Single by Anitta

from the EP Solo
- Language: Spanish
- English title: "Poison"
- Released: 9 November 2018
- Length: 2:38
- Label: Warner Brasil
- Songwriters: Larissa Machado; Marco Masís; Eduardo Vargas; Camilo Echeverry;
- Producers: Tainy; Dynell;

Anitta singles chronology
| "Jacuzzi" (2018) | "Veneno" (2018) | "Não Perco Meu Tempo" (2018) |

Music video
- "Veneno" on YouTube

= Veneno (song) =

"Veneno" is a song by Brazilian singer Anitta from her extended play, Solo. It was written by Anitta, Tainy, Eduardo Vargas and Camilo Echeverry, and produced by Tainy and Dynell. It was released as the extended play's lead single on 9 November 2018 through Warner Music Brasil.

==Background and release==
On June 20, 2018, with the launch of Instagram's new video platform, Anitta announced she would begin promoting her next single by showing the process of picking up a single using the format of a webseries. Anitta was in doubt between the then-unreleased tracks "Medicina"" and "Veneno" to release as the follow-up single to "Indecente". A total of 8 chapters were released for the webseries and it showcased marketing estrategies, the making of the music videos for "Medicina" and "Veneno", interviews with the writers and producers of both tracks and a voting which included Warner Music executives, both Anitta's Brazilian and international teams, as well as other artists such as Alesso, Lele Pons and Rudy Mancuso. "Medicina" was ultimately chosen to be released as a single on July 20, 2018. Anitta later confirmed that she wanted "Veneno" to be released before "Medicina" but assured that the first would be released in a later moment because she loves the song and "the video was too expensive".

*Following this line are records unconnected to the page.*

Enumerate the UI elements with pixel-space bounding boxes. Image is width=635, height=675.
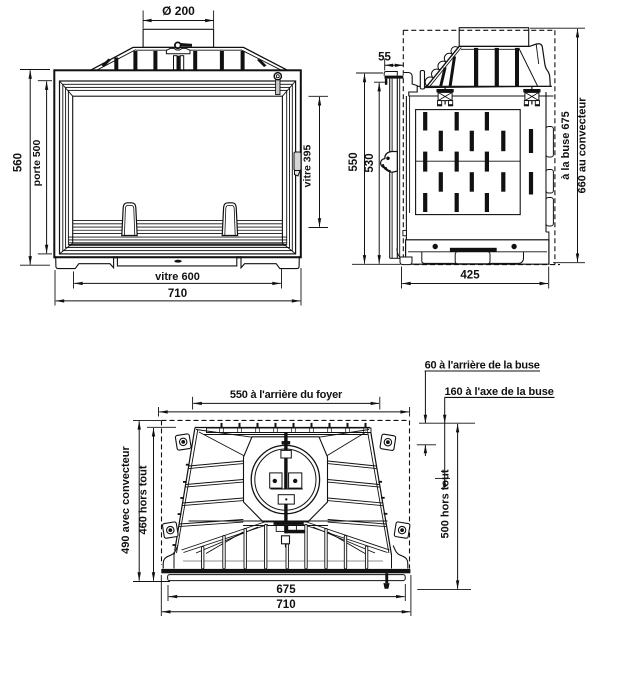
svg-text:710: 710 [168, 288, 187, 300]
svg-text:500 hors tout: 500 hors tout [440, 469, 452, 538]
svg-text:porte 500: porte 500 [31, 139, 43, 186]
svg-text:550 à l'arrière du foyer: 550 à l'arrière du foyer [230, 389, 343, 401]
svg-text:675: 675 [276, 584, 296, 596]
svg-text:490 avec convecteur: 490 avec convecteur [120, 445, 132, 553]
svg-text:60 à l'arrière de la buse: 60 à l'arrière de la buse [425, 359, 540, 371]
svg-text:460 hors tout: 460 hors tout [137, 465, 149, 534]
svg-text:160 à l'axe de la buse: 160 à l'axe de la buse [445, 386, 554, 398]
svg-text:vitre 600: vitre 600 [155, 271, 200, 283]
svg-text:550: 550 [348, 152, 360, 171]
svg-text:Ø 200: Ø 200 [162, 4, 195, 18]
svg-text:à la buse 675: à la buse 675 [560, 111, 572, 180]
svg-text:560: 560 [13, 153, 25, 172]
svg-text:710: 710 [276, 599, 295, 611]
svg-text:530: 530 [364, 153, 376, 172]
svg-text:vitre 395: vitre 395 [301, 145, 313, 188]
svg-text:660 au convecteur: 660 au convecteur [577, 97, 589, 194]
svg-text:425: 425 [460, 270, 480, 282]
svg-text:55: 55 [378, 52, 391, 64]
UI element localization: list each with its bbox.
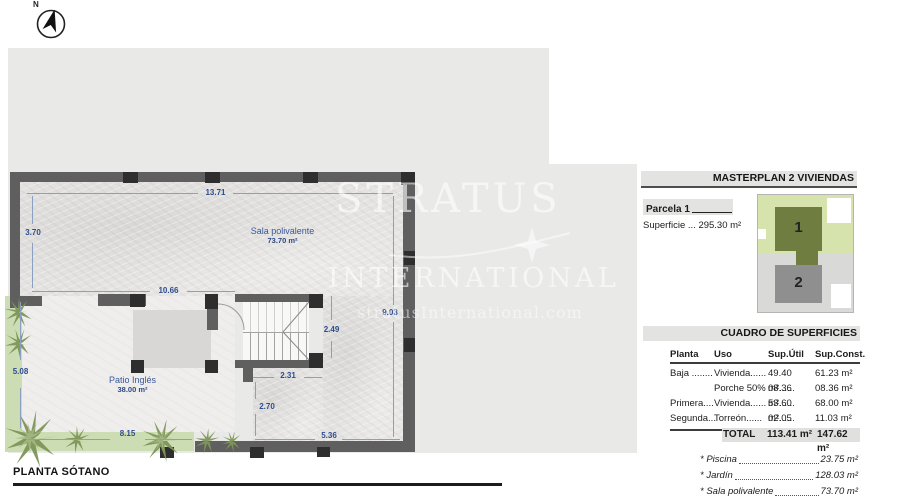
extra-value: 128.03 m² [815,468,858,484]
site-building-1: 1 [775,207,822,251]
column [205,172,220,183]
wall [243,360,253,382]
stair-treads-upper [243,302,309,332]
dim-line [255,414,256,436]
plan-title-rule [13,483,502,486]
dim-line [304,377,322,378]
parcela-label: Parcela 1 [643,204,690,215]
room-name: Patio Inglés [90,375,175,385]
superficie-text: Superficie ... 295.30 m² [643,220,741,231]
site-diagram: 1 2 [757,194,854,313]
dim-line [393,196,394,305]
extras-list: * Piscina 23.75 m² * Jardín 128.03 m² * … [700,452,858,500]
column [309,353,323,368]
site-notch [831,284,851,308]
site-building-2-number: 2 [775,274,822,291]
extra-name: * Piscina [700,452,737,468]
column [309,294,323,308]
surfaces-table: Planta Uso Sup.Útil Sup.Const. Baja ....… [670,347,860,431]
extra-value: 73.70 m² [821,484,859,500]
dim-line [28,439,110,440]
extra-name: * Jardín [700,468,733,484]
wall [403,172,415,452]
dim-label-right: 9.03 [377,309,403,317]
floorplan-page: N [0,0,900,500]
room-label-patio: Patio Inglés 38.00 m² [90,375,175,394]
room-area: 73.70 m² [230,236,335,245]
column [317,447,330,457]
column [205,360,218,373]
surfaces-header: CUADRO DE SUPERFICIES [643,326,860,341]
dim-line [145,439,192,440]
dim-line [27,193,198,194]
plan-title: PLANTA SÓTANO [13,466,110,478]
dim-label-bottom-right: 5.36 [314,432,344,440]
site-building-1-number: 1 [775,219,822,236]
dim-line [393,322,394,437]
list-item: * Jardín 128.03 m² [700,468,858,484]
room-area: 38.00 m² [90,385,175,394]
column [130,294,145,307]
column [160,447,174,458]
plan-backdrop-extension [549,164,637,453]
sala-floor [20,182,403,296]
column [401,172,415,185]
dim-label-lower: 2.70 [250,403,284,411]
site-building-1-neck [796,251,818,265]
column [123,172,138,183]
dim-line [342,439,400,440]
dim-label-left: 3.70 [20,229,46,237]
compass-icon [30,6,74,42]
column [250,447,264,458]
site-building-2: 2 [775,265,822,303]
dotted-leader [739,452,819,464]
dim-label-stair-h: 2.49 [318,326,345,334]
column [205,294,218,309]
surfaces-table-header-row: Planta Uso Sup.Útil Sup.Const. [670,347,860,364]
dim-line [331,296,332,320]
extra-name: * Sala polivalente [700,484,773,500]
total-row: TOTAL 113.41 m² 147.62 m² [722,428,860,442]
table-row: Baja ........ Vivienda...... 49.40 m²...… [670,366,860,381]
site-notch [758,229,766,239]
col-header: Sup.Const. [815,347,860,362]
dim-line [255,382,256,399]
dotted-leader [775,484,818,496]
room-label-sala: Sala polivalente 73.70 m² [230,226,335,245]
column [404,338,415,352]
dim-line [187,291,235,292]
stair-treads-lower [243,332,309,361]
masterplan-header: MASTERPLAN 2 VIVIENDAS [641,171,857,188]
site-notch [827,198,851,223]
dim-label-mid: 10.66 [150,287,187,295]
dim-label-garden-h: 8.15 [110,430,145,438]
room-name: Sala polivalente [230,226,335,236]
wall [10,296,42,306]
dim-label-garden-v: 5.08 [8,368,33,376]
dim-label-top: 13.71 [198,189,233,197]
column [131,360,144,373]
dim-line [20,302,21,360]
dim-line [20,388,21,428]
dim-line [32,196,33,224]
col-header: Sup.Útil [768,347,815,362]
list-item: * Sala polivalente 73.70 m² [700,484,858,500]
right-section-floor [323,296,403,441]
ramp-slab [133,310,211,368]
table-row: Segunda... Torreón...... 02.05 m²...... … [670,411,860,426]
dim-line [255,439,315,440]
list-item: * Piscina 23.75 m² [700,452,858,468]
dim-line [331,341,332,358]
dim-line [32,243,33,288]
dim-line [233,193,393,194]
col-header: Planta [670,347,714,362]
column [303,172,318,183]
dim-label-stair-w: 2.31 [271,372,305,380]
dim-line [32,291,150,292]
extra-value: 23.75 m² [821,452,859,468]
table-row: Porche 50% 08.36 m²...... 08.36 m² [670,381,860,396]
col-header: Uso [714,347,768,362]
cell-planta: Segunda... [670,411,714,441]
parcela-underline [692,212,732,213]
wall [10,172,20,308]
dotted-leader [735,468,813,480]
table-row: Primera.... Vivienda...... 53.60 m².....… [670,396,860,411]
wall [195,441,415,452]
column [404,251,415,265]
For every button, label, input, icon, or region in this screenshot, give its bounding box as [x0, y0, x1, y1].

In October, 2018, while being interview by Billboard on the red carpet of 2018 MTV Europe Music Awards, Anitta announced the release of an extended play containing songs in English, Spanish and Portuguese, later revealed to be titled Solo, set to be released on November 9, 2018, which would include "Veneno", a Pharrell Williams-produced English track titled "Goals" and the Portuguese song "Não perco meu tempo". Following the release of the extended play, Anitta released both "Veneno" and "Não perco meu tempo" as singles simultaneously, while the first was aimed at the Latin/Spanish market and the latter one at the Brazilian market.

==Music video==
The official music video for "Veneno" was directed by João Papa and released alongside the music videos for "Goals" and "Não perco meu tempo" on November 9, 2018, the same day the extended play Solo was released to streaming services and online stores. The video showcases Anitta performing among snakes and according to Billboard, the video "has powerful scenes" and "represent how “bad girl” [Anitta] can be".

==Charts==

===Weekly charts===

| Chart (2018) | Peak position |
|---|---|
| Argentina (Argentina Hot 100) | 96 |
| Colombia (National-Report) | 24 |
| Mexico Espanol Airplay (Billboard) | 18 |
| Portugal (AFP) | 19 |

===Monthly charts===

| Chart (2018) | Peak position |
|---|---|
| Brazil Streaming (Pro-Música) | 12 |

===Year-end charts===

| Chart (2019) | Position |
|---|---|
| Portugal (AFP) | 146 |

==Certifications==

| Region | Certification | Certified units/sales |
| Portugal (AFP) | Platinum | 10,000^{‡} |
| United States (RIAA) | Gold (Latin) | 30,000^{‡} |
^{‡} Sales+streaming figures based on certification alone.